Growing up in New York, I never understood the fascination with Penn Station. The name itself had a ring of history and romance, but I couldn’t understand why: All I’d ever seen there was a dingy maze of underground tunnels that were the gateway to Madison Square Garden. It took me many years to realize that the station really did have a storied past as an architectural masterpiece that dominated mid-town Manhattan from 1910 -1963.
By all accounts – meaning the black-and-white photographs and the stories my grandparents told me – the original Penn Station was everything the name evokes: It was romantic, awe-inspiring, majestic. During World War II tens of millions of people a year moved through the station, and the iconic building served as a setting for many movies.

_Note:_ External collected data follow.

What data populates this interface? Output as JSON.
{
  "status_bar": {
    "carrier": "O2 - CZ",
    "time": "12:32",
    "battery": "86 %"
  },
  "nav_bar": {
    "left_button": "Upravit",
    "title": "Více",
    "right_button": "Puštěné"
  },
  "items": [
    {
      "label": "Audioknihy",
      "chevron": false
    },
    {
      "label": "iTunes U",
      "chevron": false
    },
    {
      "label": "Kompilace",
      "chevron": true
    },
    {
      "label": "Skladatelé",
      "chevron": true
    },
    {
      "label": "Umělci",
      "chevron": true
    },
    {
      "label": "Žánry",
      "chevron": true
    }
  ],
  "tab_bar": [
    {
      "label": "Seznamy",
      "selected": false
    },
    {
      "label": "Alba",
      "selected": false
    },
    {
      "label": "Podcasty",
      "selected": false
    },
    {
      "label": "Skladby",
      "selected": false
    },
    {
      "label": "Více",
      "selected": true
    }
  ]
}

But as the 1950s dawned rail travel began to dwindle as automobiles and air travel gained popularity. The building began to lose money and in 1963 it was torn down. As mentioned above, the current-day Madison Square Garden now occupies the space.
Today, however, 8th Avenue has regained at least some of its former glory, in the form of the Daniel Patrick Moynahan Train Hall. In a word, the new terminal is breathtaking. Located in the building that housed the James A. Farley Post Office, the 255,000 square foot space (named after the late U.S. senator from New York, Daniel Patrick Moynihan) could not give a better welcome to visitors and native New Yorkers alike. The main hall, which opened in early January, boasts a massive glass atrium designed to pay homage to the original building.
Paul Goldberger, a noted architecture critic, told CBS News that the new terminal is both an impressive work of art and a salve for the wound the city suffered nearly 60 years ago but never really recovered from.
“Losing Penn Station in 1963 is what woke a much broader section of New York to wake up to the problem (of demolishing historic buildings),” he said.